Der zweite Schritt war die Veröffentlichung von Forschungsergebnissen und eine schnellere Rezeption durch Open Publication auf Webseiten wie arXiv. Damit können Forschungsergebnisse fast in Echtzeit miteinander geteilt werden, ohne auf lange Publikationszeiten bei Wissenschaftsverlagen Rücksicht nehmen zu müssen. Wissenschaftliche Qualitätsbewertungen finden sich in den Kommentaren zu den Artikeln, der Impact der eigenen Forschung bemisst sich an den Lese- bzw. Downloadzahlen, die sehr einfach zu messen sind. Der Zugang zu dieser Art von Forschung ist unbeschränkbar - nicht durch die Budgets der Universitätsbibliotheken, nicht durch Wissenschaftsorganisationen oder Regierungen.

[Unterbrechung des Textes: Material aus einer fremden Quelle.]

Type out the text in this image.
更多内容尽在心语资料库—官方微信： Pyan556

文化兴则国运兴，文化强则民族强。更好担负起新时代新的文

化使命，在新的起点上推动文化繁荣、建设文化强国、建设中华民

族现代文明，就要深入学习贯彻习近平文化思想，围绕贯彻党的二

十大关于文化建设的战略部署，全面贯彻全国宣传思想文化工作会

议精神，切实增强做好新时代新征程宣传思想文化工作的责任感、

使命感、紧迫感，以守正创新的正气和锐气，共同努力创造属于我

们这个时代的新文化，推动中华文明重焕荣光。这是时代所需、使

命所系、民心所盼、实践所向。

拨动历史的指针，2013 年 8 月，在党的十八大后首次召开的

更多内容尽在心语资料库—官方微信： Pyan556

Der dritte Schritt wird eingeleitet durch die Schaffung von Forschungsinfrastrukturen wie der deutschen NFDI, der australischen RDI oder der amerikanischen CSSI. Hier können nicht nur Forschungsresultate abgespeichert werden, sondern Meßdaten, Umfrageergebnisse, Bilder, Texte und Grafiken. Dies erlaubt ein direktes gemeinschaftliches Arbeiten in kleinen oder großen Teams, wie bei der Zusammenstellung des ersten Bildes eines Schwarzen Loches. Die lokale Verortung der Forschenden tritt hierbei vollständig in den Hintergrund, außer für die Generierung der Rohdaten z.B. in einem Labor. Die Ergebnisse dieser Forschung erscheinen an einer beliebigen Stelle in der Welt der Wissenschaft und sind höchstens in einer langen Autorenliste mit der Affiliation (der Hochschule, an der die Wissenschaftlerin angestellt ist) in Verbindung zu bringen. Darüber hinaus passiert viel spannende Forschung durch eine Verbindung der Daten innerhalb der Infrastruktur, welche überhaupt nur möglich ist, wenn die Forschungsdaten das enge Korsett der eigenen Hochschule verlassen.

Diese drei Schritte, konsequent zu Ende gedacht, bedeuten einen immensen Bedeutungsverlust von lokalen Universitäten. Die Affiliation einer Wissenschaftlerin oder eines Wissenschaftlers trägt zu deren Renommee bei, ist aber für die tatsächliche Durchführung von Wissenschaft nur dort von Bedeutung, wo es um den Zugang zu physischen Forschungsmöglichkeiten wie Laboren, oder den Zugang zu exzellenten Studierenden geht. Hier geraten regional aufgestellte Hochschulen schnell an ihre Grenzen, denn der Wettbewerb um Köpfe und Budgets ist global. Mit der Ausnahme von wenigen spezifischen Forschungsressourcen gibt es aber auch keinen Grund für Forschende, einer Affiliation treu zu bleiben -- Labore und Studierende gibt es überall. Für Hochschulen ergibt sich daraus ein teuflischer Kreislauf in der Wissenschaftskonkurrenz, ohne dass ein positives Ende in Sicht scheint.